L’esecuzione di un’attività da moderata a vigorosa nel pomeriggio o alla sera può migliorare il controllo della glicemia in misura maggiore rispetto a quella svolta nelle ore diurne. A suggerirlo una nuova ricerca, pubblicata sulla rivista Diabetologia, condotta per valutare la relazione tra i tempi dell’attività fisica e la resistenza all’insulina nell’uomo. I dati provengono da 775 partecipanti olandesi di mezza età (45-65 anni) con un indice di massa corporea medio (BMI) di 26,2 kg/m2 all’interno dello studio osservazionale Netherlands Epidemiology of Obesity (NEO).
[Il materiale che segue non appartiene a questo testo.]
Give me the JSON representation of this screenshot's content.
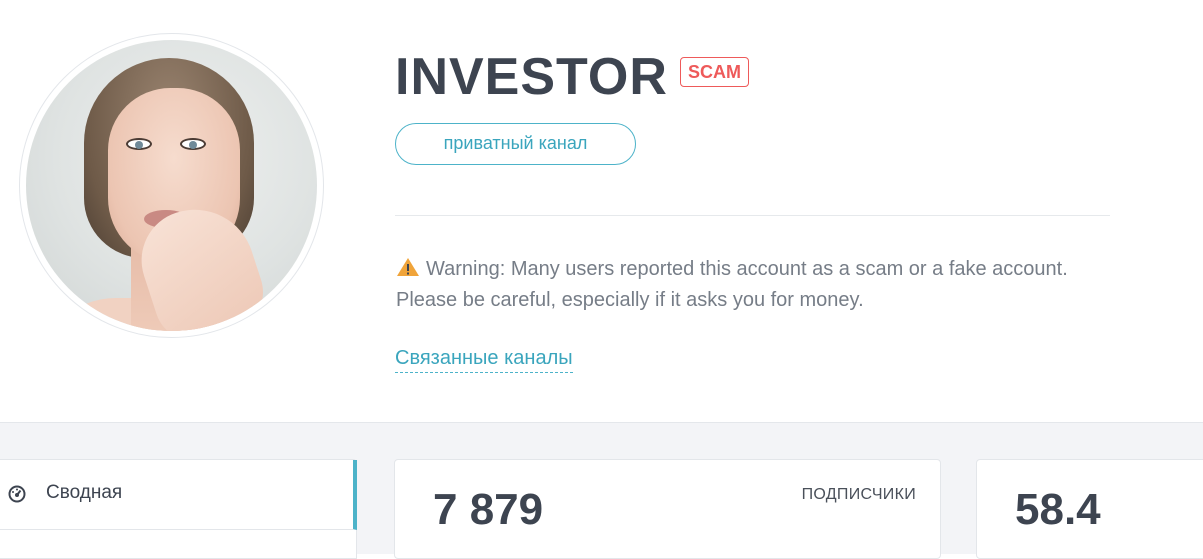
{
  "channel": {
    "title": "INVESTOR",
    "badge": "SCAM",
    "type_label": "приватный канал",
    "warning": "Warning: Many users reported this account as a scam or a fake account. Please be careful, especially if it asks you for money.",
    "related_link": "Связанные каналы"
  },
  "sidebar": {
    "items": [
      {
        "label": "Сводная",
        "icon": "dashboard-icon",
        "active": true
      }
    ]
  },
  "stats": [
    {
      "value": "7 879",
      "label": "ПОДПИСЧИКИ"
    },
    {
      "value": "58.4",
      "label": ""
    }
  ],
  "colors": {
    "accent": "#4db3c9",
    "scam": "#ee5a5a",
    "text": "#3d4450",
    "muted": "#767d87",
    "background": "#f3f4f7"
  }
}
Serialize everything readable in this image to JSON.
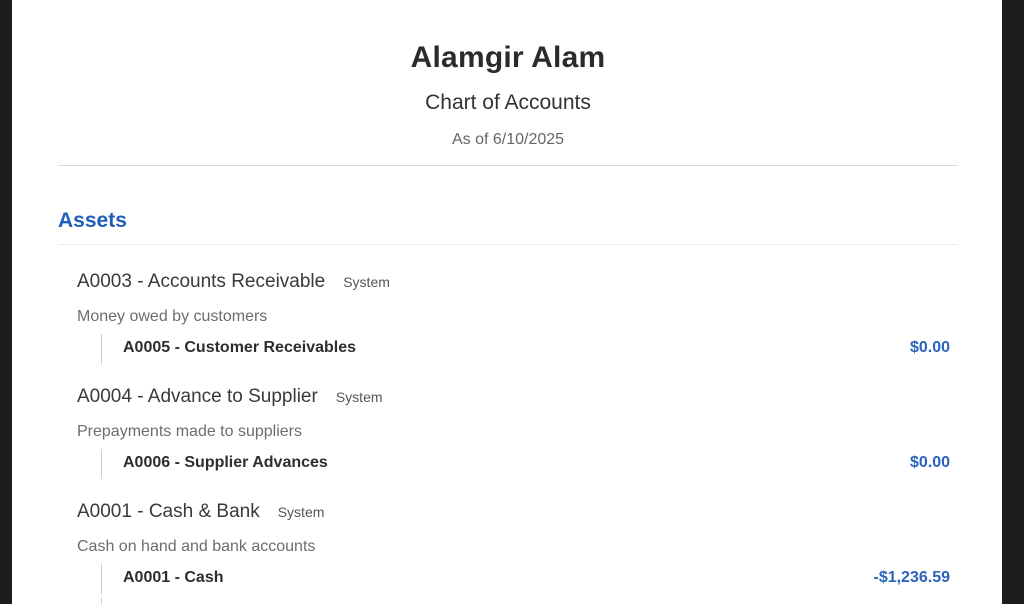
{
  "report": {
    "company_name": "Alamgir Alam",
    "title": "Chart of Accounts",
    "as_of": "As of 6/10/2025"
  },
  "sections": [
    {
      "title": "Assets",
      "groups": [
        {
          "title": "A0003 - Accounts Receivable",
          "badge": "System",
          "description": "Money owed by customers",
          "accounts": [
            {
              "name": "A0005 - Customer Receivables",
              "amount": "$0.00"
            }
          ]
        },
        {
          "title": "A0004 - Advance to Supplier",
          "badge": "System",
          "description": "Prepayments made to suppliers",
          "accounts": [
            {
              "name": "A0006 - Supplier Advances",
              "amount": "$0.00"
            }
          ]
        },
        {
          "title": "A0001 - Cash & Bank",
          "badge": "System",
          "description": "Cash on hand and bank accounts",
          "accounts": [
            {
              "name": "A0001 - Cash",
              "amount": "-$1,236.59"
            }
          ]
        }
      ]
    }
  ],
  "colors": {
    "section_title": "#1f5fb8",
    "amount": "#2a63bd",
    "background": "#ffffff",
    "frame": "#1c1c1c"
  }
}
Il monitoraggio dell’attività per quattro giorni consecutivi ha mostrato che l’esecuzione di un’attività fisica da moderata a vigorosa (MVPA) nel pomeriggio o alla sera era associata a una riduzione dell’insulino-resistenza fino al 25% rispetto allo svolgimento dell’attività distribuita nelle ore diurne. “I risultati mostrano che se l’orario scelto era il pomeriggio (63% della popolazione studiata) o la sera (8% della popolazione studiata), questo coincideva con un miglioramento del metabolismo rispetto all’esercizio svolto al mattino (16% della popolazione)” ha fatto presente Katarina Kos, docente senior in diabete e obesità, Università di Exeter, Regno Unito.
Secondo gli autori l’effetto può essere spiegato almeno in parte dal ritmo circadiano del corpo. “L’attività fisica può dare l’avvio all’attivazione dei geni dell’orologio interno. Ricerche precedenti hanno suggerito che anche il sistema muscolare e il sistema ossidativo del nostro corpo sono influenzati dal ritmo circadiano e il loro picco di attività sembra essere nel tardo pomeriggio” ha sottolineato l’autore principale Jeroen van der Velde, del Dipartimento di Epidemiologia Clinica presso il Leiden University Medical Center nei Paesi Bassi. “Quindi l’attività in questa fase del giorno può suscitare maggiori risposte metaboliche rispetto al mattino”. Considerato però che è importante essere fisicamente attivi in generale, “se il mattino è l’unico momento della giornata in cui andare a fare una passeggiata o una corsa, sicuramente è bene farlo” aggiunge l’esperto.
Lo studio ha coinvolto anche una seconda coorte, invitata a partecipare indipendentemente dal BMI. I prelievi ematici hanno permesso di rilevare che né il tempo trascorso in sedentarietà né le interruzioni (definite come un periodo di attività con un’accelerazione >0,75 m/s2 dopo un periodo sedentario) sono stati associati a una minore insulino-resistenza. Tuttavia, il numero di interruzioni della sedentarietà è risultato associato a un contenuto di grasso epatico superiore del 22%, valutato tramite la spettroscopia di risonanza magnetica protonica. Dopo l’aggiustamento per il grasso corporeo totale, un’ora aggiuntiva di MVPA è stata associata a un calo del 5% della resistenza all’insulina, mentre un’ora aggiuntiva di MVPA in periodi di 5 minuti è stata associata a una resistenza all’insulina inferiore del 9%. Nel dettaglio, l’insulino-resistenza si è ridotta significativamente nei partecipanti che erano più attivi al pomeriggio (18%) o alla sera (25%), mentre non è stata influenzata dalla maggiore attività al mattino (–3%), in confronto con la distribuzione dell’MVPA nel corso della giornata. “Forse per l’accumulo di grasso nel fegato il sistema circadiano è meno coinvolto. O forse i tempi di altre variabili dello stile di vita in questo caso sono più importanti, come il regime alimentare. – conclude van der Velde – La tempistica dell’attività fisica è molto probabilmente solo una tessera del puzzle. La tempistica di altri comportamenti legati allo stile di vita, come il sonno e l’assunzione di cibo sono segnali importanti anche per il nostro sistema circadiano, ed è probabile che tutti questi comportamenti interagiscano tra loro”.